Each is the other’s shadow. They are doppelgangers of each other. Many of the poems in Debacle I was writing at the same time
that I was writing Sermons and Lectures,
and in a way I feel like the Debacle
poems address a lot of the same
ideas, but they come at them in a completely different way, using different
modes, different means. Debacle Debacle, unlike Sermons and Lectures, is decidedly
straightforward in its approach to the various themes it explores and
develops. It’s a largely
narrative/lyric collection, more logical, less strange, less effusive. It’s set in Ohio, in my neighborhood,
my house. There are characters: my friends, my family, myself, and they’re more
fully developed than in Sermons. The book is full of stories and the
scaffolding of stories. That’s not
to say that it doesn’t have its wildernesses and bewilderments. The book’s epigraph is that quote from
Breton, “A poem must be a debacle of the intellect,” i.e., a fiasco or a
flood. And those ideas are
everywhere in the book. And even
though I used the Breton epigraph, Debacle’s
not in any way a surrealist book (it’s a Romantic book), though it might be a
book about the surrealism of domestic Midwestern life and values in the 21st
century, i.e., the strangeness of the ordinary, which is essentially that we
all eventually die and have to contend with that in a variety of different ways
(depending on where we happen to be in our lives).
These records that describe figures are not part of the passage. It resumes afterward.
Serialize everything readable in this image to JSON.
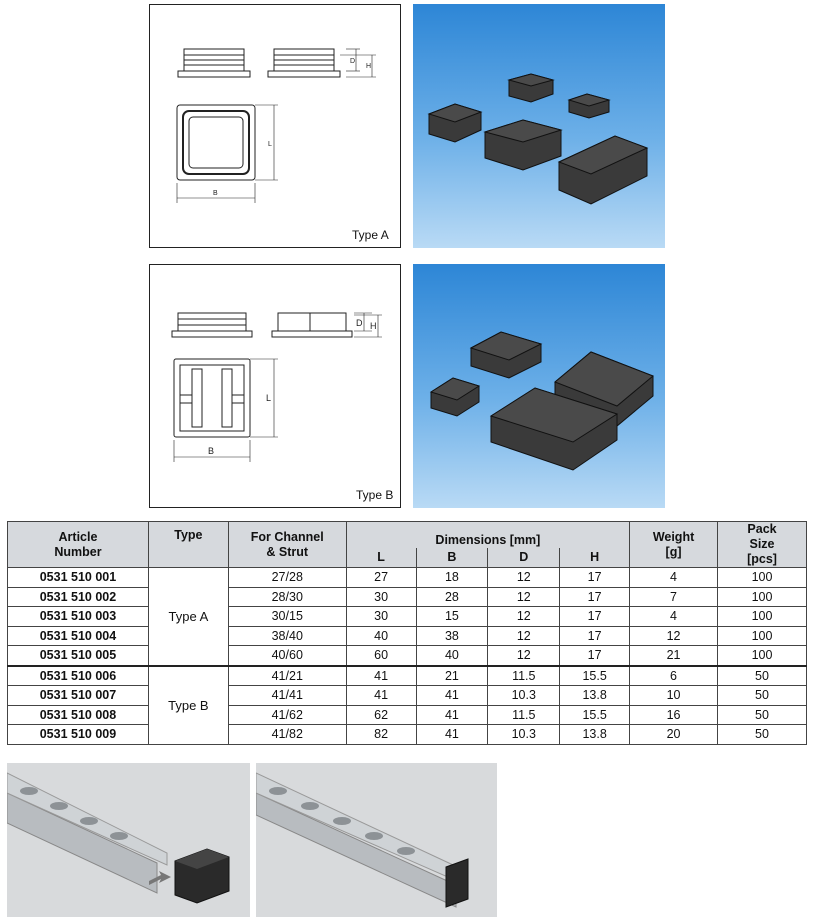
{
  "figures": {
    "type_a_label": "Type A",
    "type_b_label": "Type B",
    "dim_letters": {
      "d": "D",
      "h": "H",
      "l": "L",
      "b": "B"
    }
  },
  "table": {
    "headers": {
      "article": "Article Number",
      "type": "Type",
      "channel": "For Channel & Strut",
      "dimensions": "Dimensions [mm]",
      "weight": "Weight [g]",
      "pack": "Pack Size [pcs]"
    },
    "dim_cols": [
      "L",
      "B",
      "D",
      "H"
    ],
    "groups": [
      {
        "type": "Type A",
        "rows": [
          {
            "article": "0531 510 001",
            "channel": "27/28",
            "L": "27",
            "B": "18",
            "D": "12",
            "H": "17",
            "weight": "4",
            "pack": "100"
          },
          {
            "article": "0531 510 002",
            "channel": "28/30",
            "L": "30",
            "B": "28",
            "D": "12",
            "H": "17",
            "weight": "7",
            "pack": "100"
          },
          {
            "article": "0531 510 003",
            "channel": "30/15",
            "L": "30",
            "B": "15",
            "D": "12",
            "H": "17",
            "weight": "4",
            "pack": "100"
          },
          {
            "article": "0531 510 004",
            "channel": "38/40",
            "L": "40",
            "B": "38",
            "D": "12",
            "H": "17",
            "weight": "12",
            "pack": "100"
          },
          {
            "article": "0531 510 005",
            "channel": "40/60",
            "L": "60",
            "B": "40",
            "D": "12",
            "H": "17",
            "weight": "21",
            "pack": "100"
          }
        ]
      },
      {
        "type": "Type B",
        "rows": [
          {
            "article": "0531 510 006",
            "channel": "41/21",
            "L": "41",
            "B": "21",
            "D": "11.5",
            "H": "15.5",
            "weight": "6",
            "pack": "50"
          },
          {
            "article": "0531 510 007",
            "channel": "41/41",
            "L": "41",
            "B": "41",
            "D": "10.3",
            "H": "13.8",
            "weight": "10",
            "pack": "50"
          },
          {
            "article": "0531 510 008",
            "channel": "41/62",
            "L": "62",
            "B": "41",
            "D": "11.5",
            "H": "15.5",
            "weight": "16",
            "pack": "50"
          },
          {
            "article": "0531 510 009",
            "channel": "41/82",
            "L": "82",
            "B": "41",
            "D": "10.3",
            "H": "13.8",
            "weight": "20",
            "pack": "50"
          }
        ]
      }
    ]
  }
}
I guess if I had to sum it up, I’d say it’s a lot about love
and being terrified of love, and about the choices one makes on a daily
basis—the ways one goes about trying—not to die. It sounds dark, but it’s really quite exuberant. It dreams about death, but then wakes
up and makes waffles and bacon for the family.
JB: Thank you, Matt. It’s been a pleasure.
MH: I really loved doing this, Justin. Thanks so much.
Matt Hart is the author
of four books of poems, most recently Sermons and Lectures Both Blank and
Relentless (Typecast Publishing, 2012). A fifth collection, Debacle
Debacle, is forthcoming from H_NGM_N BKS in 2013. A co-founder and the
editor-in-chief of Forklift, Ohio: A Journal of Poetry, Cooking &
Light Industrial Safety, he lives in Cincinnati where he teaches at the Art
Academy of Cincinnati and plays in the band TRAVEL. Currently he is a Visiting
Professor in Creative Writing at the University of Texas Austin.